Моя беда не в наследстве. Мне жаль эту старуху, этого уродливого эгоистичного ребенка, эту раненую черепаху, беспомощно ползающую по комнате. Я желаю ей жить. Я не верю в розовую бесконечную соплю вечной жизни, не верю в хронический насморк перерождений. Нет, у меня не будет ни жемчужных врат, ни шатров в саду, ни розы с Беатриче на лепестке, ни долины золы и пепла, ни веселого адского огня (не от него ли тот свет, в котором ликуют небеса)? Меня просто не будет. Иногда по ночам я едва не плачу, вспоминая лица знакомых, родных, возлюбленных, случайных прохожих. Его не будет, ее не будет, и его, и ее. И как возможны злоба или обиды на этих живых, беспомощных, умирающих, чьи дни как пяди, чья тень длиннее, чем их жизнь.... Любая вещь переживет человека. Выбросить вещь легко, но убить трудно. Память о делах человека переживет человека. А ведь это так же страшно, как курящаяся сигарета и дымящийся кофе на столе, под которым остывает труп.

Он отнял у меня деньги, она посмеялась, они избили, опорочили, оклеветали меня. Ну так что? Это не больше, чем капризы смертельно больного ребенка. О, дайте мне посмотреть на всех вас, запомнить ваши рты, ваши глаза, ваши запахи прежде, чем вы станете грязью и вонью. Видимо, я люблю людей.

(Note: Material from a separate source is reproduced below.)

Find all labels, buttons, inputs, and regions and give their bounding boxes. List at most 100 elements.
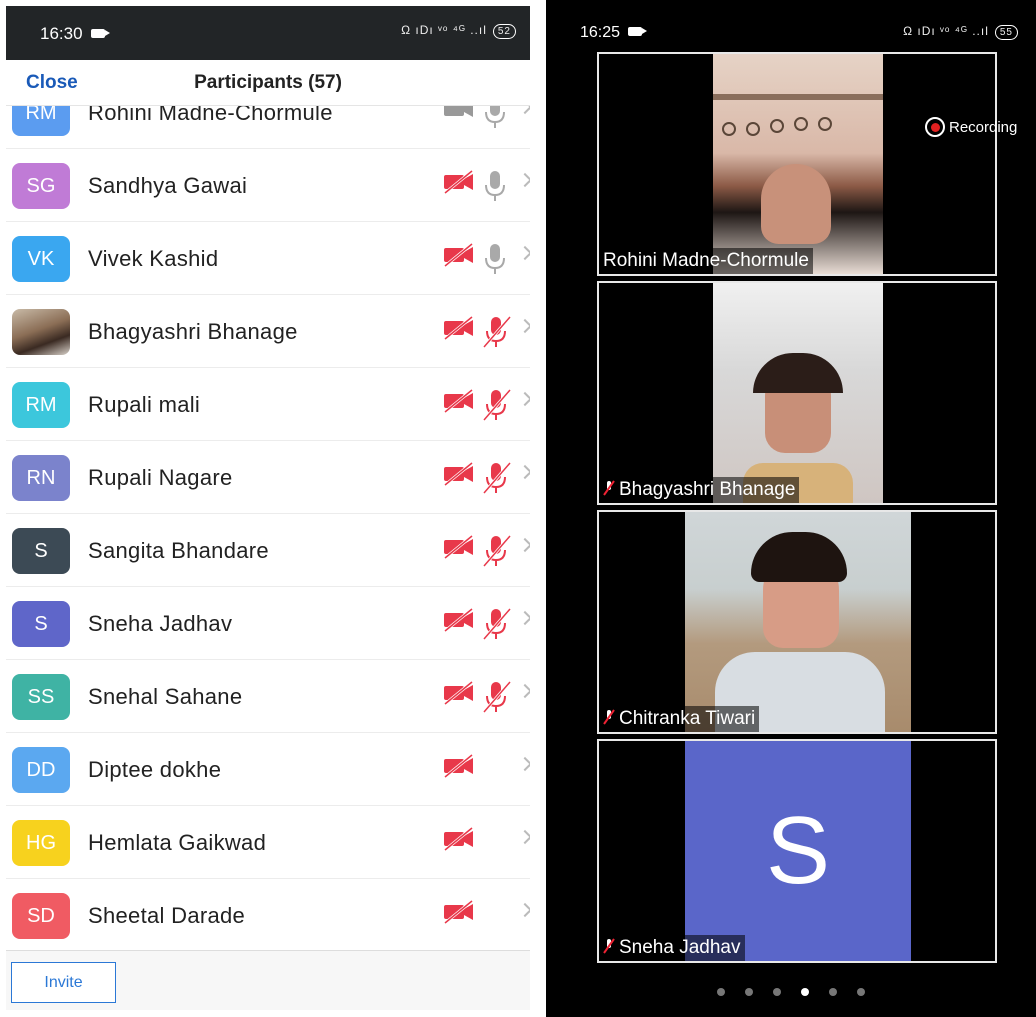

Бред вошел в мою бабушку как злой дух и почти не отпускает. Редкие возвращения рассудка сопровождаются расслаблением, болями и депрессией. Мне невольно приходится жить в мире, притащенном старухой из небытия. Я все думаю, что же будет ей не под силу, что увлечет ее дух и выманит из этих развалин плоти...

-- Ах, Женя! - говорит бабушка. - Нет ничего страшнее, чем быть обузой. Ведь это может продлиться Бог знает сколько. Мне так жаль тебя, ты ведь как на привязи возле моей койки. Женя, я много где побывала и много повидала. Надо продолжать исследовать жизнь дальше. Женя, сдай меня в Дом престарелых. Посмотрю, как там и что. Не долго - там меня быстро отправят на тот свет сквозняками и не правильной едой.

-- Что ты, бабушка, милая! - отвечаю я. - Я тебя никому не отдам и никогда не брошу! Не будь я Ашкенази!

Слезы тянутся ариадниными нитками по лабиринтам бабушкиных морщин. Да и у меня ком в горле.

Ночью я слышу: "Карэл! Карэл!" Бабушка стоит в темноте, опираясь на стол. Какая она желтая в луче света, ворвавшемся из коридора - глиняный человек, гомункулус. "Ужасная жара! Скоро ли подадут экипаж?" - говорит бабушка по-английски. Это вернулся индийский период. Будет кобра под кроватью, будут воры-индусы, жара и жажда. Картина продержится несколько дней, ее сменит другая.

"Уведите меня из этой пустыни! Зачем вы завели меня сюда?" "Повяжите мне бант, маман, я иду в гимназию." "Я потеряла здесь иголку, в постели, ее необходимо найти!" "Ты помнишь мальчиков Лимоновых?" "У нас в саду цыгане! Я видела красную рубашку!" Тишина. Бабушка стирает носок в невидимом ручье. Ночью: "Здесь кто-то есть! Они пришли за мной с костяными крыльями! У-У-У! "

Я стираю обмоченные простыни, я варю рис и печень, я сижу рядом и слушаю рассказ о Шуре, которая любила закидывать шляпки на шкаф, я терплю упреки, я выношу Моцарта в птичьем гаме радиоточки. Волна эфира, шумя, подходит к бабушкиному изголовью.